3. The functional self-healing radar system based on state prediction of claim 2, wherein: the data acquisition and storage module comprises a data interface unit, a data filtering unit, a format conversion unit, an identification binding unit and a data storage unit which are sequentially connected; the data interface unit continuously or periodically acquires working parameter data of the operation of each component by using various sensors and detection circuits, and receives corresponding detection information through the communication interface circuit; the data filtering unit filters the received detection information and extracts effective test data; the data format conversion unit converts the filtered data into a digital format convenient for subsequent processing; the identification binding unit receives a unique identification output by the component or manually input, and binds the unique identification of the component with the detection data; the data storage unit receives the detection data subjected to the identification processing and stores the detection data into a database.

4. The functional self-healing radar system based on state prediction of claim 3, wherein: the state diagnosis and prediction module comprises a fault diagnosis unit and a state prediction unit, wherein the fault diagnosis unit receives the radar state effective data output by the data acquisition and storage module and determines whether a fault condition exists in a related diagnosis object according to a radar fault judgment criterion; the state prediction unit analyzes the historical state data of the radar in the database by inquiring the effective data in the database, predicts the evolution trend of each component parameter of the radar in a certain time range and displays the evolution trend in a visual mode.

5. The functional self-healing radar system based on state prediction of claim 4, wherein: the fault diagnosis unit judges the fault condition of the tested component by referring to the receiving and transmitting signal of the tested component, and when the tested component does not receive the input signal, the component is judged to be in an unknown state; when the tested component receives an input signal but does not have an output signal, judging that the component has a fault; when the tested component receives the input signal and has the output signal, the component is judged to have no fault.

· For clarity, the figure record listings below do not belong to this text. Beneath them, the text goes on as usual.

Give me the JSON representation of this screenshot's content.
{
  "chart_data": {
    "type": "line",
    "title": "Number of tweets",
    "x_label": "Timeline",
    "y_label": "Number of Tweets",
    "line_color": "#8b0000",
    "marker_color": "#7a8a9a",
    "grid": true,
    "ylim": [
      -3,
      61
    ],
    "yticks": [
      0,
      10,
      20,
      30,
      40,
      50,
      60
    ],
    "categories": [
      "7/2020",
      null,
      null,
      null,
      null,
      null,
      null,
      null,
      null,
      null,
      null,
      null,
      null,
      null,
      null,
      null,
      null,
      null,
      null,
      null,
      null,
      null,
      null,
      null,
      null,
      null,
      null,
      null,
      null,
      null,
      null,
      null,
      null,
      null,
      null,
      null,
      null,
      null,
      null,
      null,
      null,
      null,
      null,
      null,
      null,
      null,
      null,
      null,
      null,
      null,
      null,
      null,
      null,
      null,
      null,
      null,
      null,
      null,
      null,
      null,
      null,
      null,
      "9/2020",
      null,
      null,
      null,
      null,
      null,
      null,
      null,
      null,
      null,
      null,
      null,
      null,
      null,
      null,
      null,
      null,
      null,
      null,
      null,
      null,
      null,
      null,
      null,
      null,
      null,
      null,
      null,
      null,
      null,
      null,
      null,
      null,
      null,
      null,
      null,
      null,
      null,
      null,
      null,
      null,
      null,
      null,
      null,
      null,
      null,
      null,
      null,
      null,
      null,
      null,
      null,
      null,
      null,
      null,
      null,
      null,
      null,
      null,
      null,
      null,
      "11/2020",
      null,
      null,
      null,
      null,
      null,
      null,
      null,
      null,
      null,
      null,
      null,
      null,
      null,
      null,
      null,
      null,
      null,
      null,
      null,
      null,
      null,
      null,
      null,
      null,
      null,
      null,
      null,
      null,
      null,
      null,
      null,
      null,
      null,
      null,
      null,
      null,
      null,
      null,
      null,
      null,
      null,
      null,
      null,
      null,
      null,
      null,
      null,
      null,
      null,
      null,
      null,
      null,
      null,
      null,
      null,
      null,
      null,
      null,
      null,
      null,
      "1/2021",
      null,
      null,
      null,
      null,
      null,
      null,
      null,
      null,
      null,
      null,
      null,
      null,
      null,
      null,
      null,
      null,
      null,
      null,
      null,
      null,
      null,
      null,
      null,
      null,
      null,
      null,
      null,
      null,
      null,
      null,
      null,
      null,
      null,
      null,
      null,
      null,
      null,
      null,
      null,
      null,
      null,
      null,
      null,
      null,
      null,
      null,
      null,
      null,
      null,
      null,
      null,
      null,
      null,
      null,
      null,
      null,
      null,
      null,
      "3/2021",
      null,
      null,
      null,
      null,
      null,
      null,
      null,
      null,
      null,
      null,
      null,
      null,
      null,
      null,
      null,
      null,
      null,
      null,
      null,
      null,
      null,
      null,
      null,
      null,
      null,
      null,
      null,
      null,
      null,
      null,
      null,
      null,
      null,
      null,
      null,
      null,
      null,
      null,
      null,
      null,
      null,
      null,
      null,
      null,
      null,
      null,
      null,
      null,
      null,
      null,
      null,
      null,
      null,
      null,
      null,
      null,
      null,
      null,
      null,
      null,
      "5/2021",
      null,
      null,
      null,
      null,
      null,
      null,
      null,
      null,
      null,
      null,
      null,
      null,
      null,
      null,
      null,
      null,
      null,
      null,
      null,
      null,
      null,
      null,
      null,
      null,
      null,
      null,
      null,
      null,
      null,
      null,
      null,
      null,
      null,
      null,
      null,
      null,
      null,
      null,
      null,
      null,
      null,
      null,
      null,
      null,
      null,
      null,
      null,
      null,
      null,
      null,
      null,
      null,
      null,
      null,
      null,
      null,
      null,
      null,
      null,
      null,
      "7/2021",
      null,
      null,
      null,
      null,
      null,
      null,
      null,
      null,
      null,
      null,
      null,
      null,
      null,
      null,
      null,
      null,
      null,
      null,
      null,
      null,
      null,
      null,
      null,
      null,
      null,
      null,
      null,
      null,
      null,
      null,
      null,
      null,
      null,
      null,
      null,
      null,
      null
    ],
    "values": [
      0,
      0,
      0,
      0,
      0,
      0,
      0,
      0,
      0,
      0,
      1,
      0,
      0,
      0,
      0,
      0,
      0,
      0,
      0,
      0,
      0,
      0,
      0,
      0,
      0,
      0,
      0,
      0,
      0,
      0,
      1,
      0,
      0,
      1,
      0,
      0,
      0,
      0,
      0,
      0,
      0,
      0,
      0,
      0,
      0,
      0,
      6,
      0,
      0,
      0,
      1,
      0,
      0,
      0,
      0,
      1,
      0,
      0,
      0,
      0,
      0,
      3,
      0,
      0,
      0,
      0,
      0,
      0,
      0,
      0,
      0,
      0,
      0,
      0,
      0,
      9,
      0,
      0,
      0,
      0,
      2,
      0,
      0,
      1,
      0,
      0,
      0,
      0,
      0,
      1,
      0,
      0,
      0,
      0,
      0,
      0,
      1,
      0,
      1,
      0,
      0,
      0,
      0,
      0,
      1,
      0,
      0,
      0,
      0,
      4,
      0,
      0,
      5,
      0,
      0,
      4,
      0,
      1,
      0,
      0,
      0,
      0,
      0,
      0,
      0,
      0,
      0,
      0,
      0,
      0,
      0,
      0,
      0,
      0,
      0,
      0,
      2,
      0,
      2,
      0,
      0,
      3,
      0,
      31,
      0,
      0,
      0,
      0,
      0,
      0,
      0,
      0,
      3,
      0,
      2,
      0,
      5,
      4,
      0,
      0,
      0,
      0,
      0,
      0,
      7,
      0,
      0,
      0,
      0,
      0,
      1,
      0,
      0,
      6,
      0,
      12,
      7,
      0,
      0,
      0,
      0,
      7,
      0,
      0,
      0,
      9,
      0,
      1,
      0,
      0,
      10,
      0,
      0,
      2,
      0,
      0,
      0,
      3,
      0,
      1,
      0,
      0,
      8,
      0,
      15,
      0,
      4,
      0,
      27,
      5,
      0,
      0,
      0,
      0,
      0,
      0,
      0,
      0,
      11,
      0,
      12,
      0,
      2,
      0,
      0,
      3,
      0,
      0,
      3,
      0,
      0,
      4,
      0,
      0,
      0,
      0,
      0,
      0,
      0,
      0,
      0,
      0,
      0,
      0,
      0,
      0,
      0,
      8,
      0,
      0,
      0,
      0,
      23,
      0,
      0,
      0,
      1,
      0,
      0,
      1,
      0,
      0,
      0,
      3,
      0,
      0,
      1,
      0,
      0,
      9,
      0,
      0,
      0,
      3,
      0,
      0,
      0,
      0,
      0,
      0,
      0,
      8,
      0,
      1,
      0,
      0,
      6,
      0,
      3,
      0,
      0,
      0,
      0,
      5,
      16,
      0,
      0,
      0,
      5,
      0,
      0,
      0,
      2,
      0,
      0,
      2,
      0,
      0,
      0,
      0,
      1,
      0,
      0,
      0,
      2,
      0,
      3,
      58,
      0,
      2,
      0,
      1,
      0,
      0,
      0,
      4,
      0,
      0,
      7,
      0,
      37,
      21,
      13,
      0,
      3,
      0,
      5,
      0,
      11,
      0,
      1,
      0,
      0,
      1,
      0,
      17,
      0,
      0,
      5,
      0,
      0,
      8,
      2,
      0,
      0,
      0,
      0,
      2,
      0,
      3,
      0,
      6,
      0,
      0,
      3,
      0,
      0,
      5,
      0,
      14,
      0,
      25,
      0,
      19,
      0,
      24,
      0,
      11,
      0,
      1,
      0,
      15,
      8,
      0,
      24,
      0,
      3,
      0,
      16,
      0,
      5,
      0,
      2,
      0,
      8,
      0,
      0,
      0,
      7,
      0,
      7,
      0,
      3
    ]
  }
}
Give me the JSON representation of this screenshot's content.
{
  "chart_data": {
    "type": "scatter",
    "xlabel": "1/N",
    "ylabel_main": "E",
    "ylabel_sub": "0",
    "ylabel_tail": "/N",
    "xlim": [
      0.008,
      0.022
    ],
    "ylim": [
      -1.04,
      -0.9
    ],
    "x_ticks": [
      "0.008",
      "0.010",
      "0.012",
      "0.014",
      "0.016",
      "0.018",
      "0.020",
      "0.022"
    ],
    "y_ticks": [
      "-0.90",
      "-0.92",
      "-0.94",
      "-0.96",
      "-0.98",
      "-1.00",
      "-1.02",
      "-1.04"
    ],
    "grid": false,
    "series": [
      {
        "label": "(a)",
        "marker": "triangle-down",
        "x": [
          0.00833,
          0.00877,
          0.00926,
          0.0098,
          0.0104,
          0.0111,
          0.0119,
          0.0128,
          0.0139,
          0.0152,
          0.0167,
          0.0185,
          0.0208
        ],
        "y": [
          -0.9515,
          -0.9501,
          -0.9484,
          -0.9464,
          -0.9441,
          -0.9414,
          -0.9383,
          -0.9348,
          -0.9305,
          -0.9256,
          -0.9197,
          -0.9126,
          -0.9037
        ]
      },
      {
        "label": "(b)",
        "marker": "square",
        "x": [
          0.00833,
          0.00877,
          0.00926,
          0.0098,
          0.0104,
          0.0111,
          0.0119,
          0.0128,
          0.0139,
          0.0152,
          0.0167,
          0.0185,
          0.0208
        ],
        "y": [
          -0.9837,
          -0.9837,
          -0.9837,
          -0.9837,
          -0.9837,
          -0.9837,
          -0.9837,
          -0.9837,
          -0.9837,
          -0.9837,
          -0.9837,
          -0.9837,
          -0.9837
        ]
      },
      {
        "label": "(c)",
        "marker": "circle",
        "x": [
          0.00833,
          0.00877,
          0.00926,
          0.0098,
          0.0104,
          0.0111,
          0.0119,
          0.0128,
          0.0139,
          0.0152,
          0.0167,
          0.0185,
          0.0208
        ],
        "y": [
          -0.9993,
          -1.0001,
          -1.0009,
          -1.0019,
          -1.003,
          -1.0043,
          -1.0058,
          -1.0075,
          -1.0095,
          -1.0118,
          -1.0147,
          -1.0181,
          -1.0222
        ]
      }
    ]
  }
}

6. The functional self-healing radar system based on state prediction of claim 5, wherein: the working logic of the function repairing control module is as follows: when the radar is just started, the components with short total starting time are started preferentially according to the total starting time of each component, so that the working time of each component is balanced; when a component of a certain functional module of the radar system fails, controlling a certain parallel component which is not started to replace the failed component to work, so that the function of the radar is repaired; when the performance of a certain component is detected to be reduced and a fault is predicted to occur, a parallel component which is not started is controlled to be started, and after the newly started component works stably, the component with the reduced performance is closed.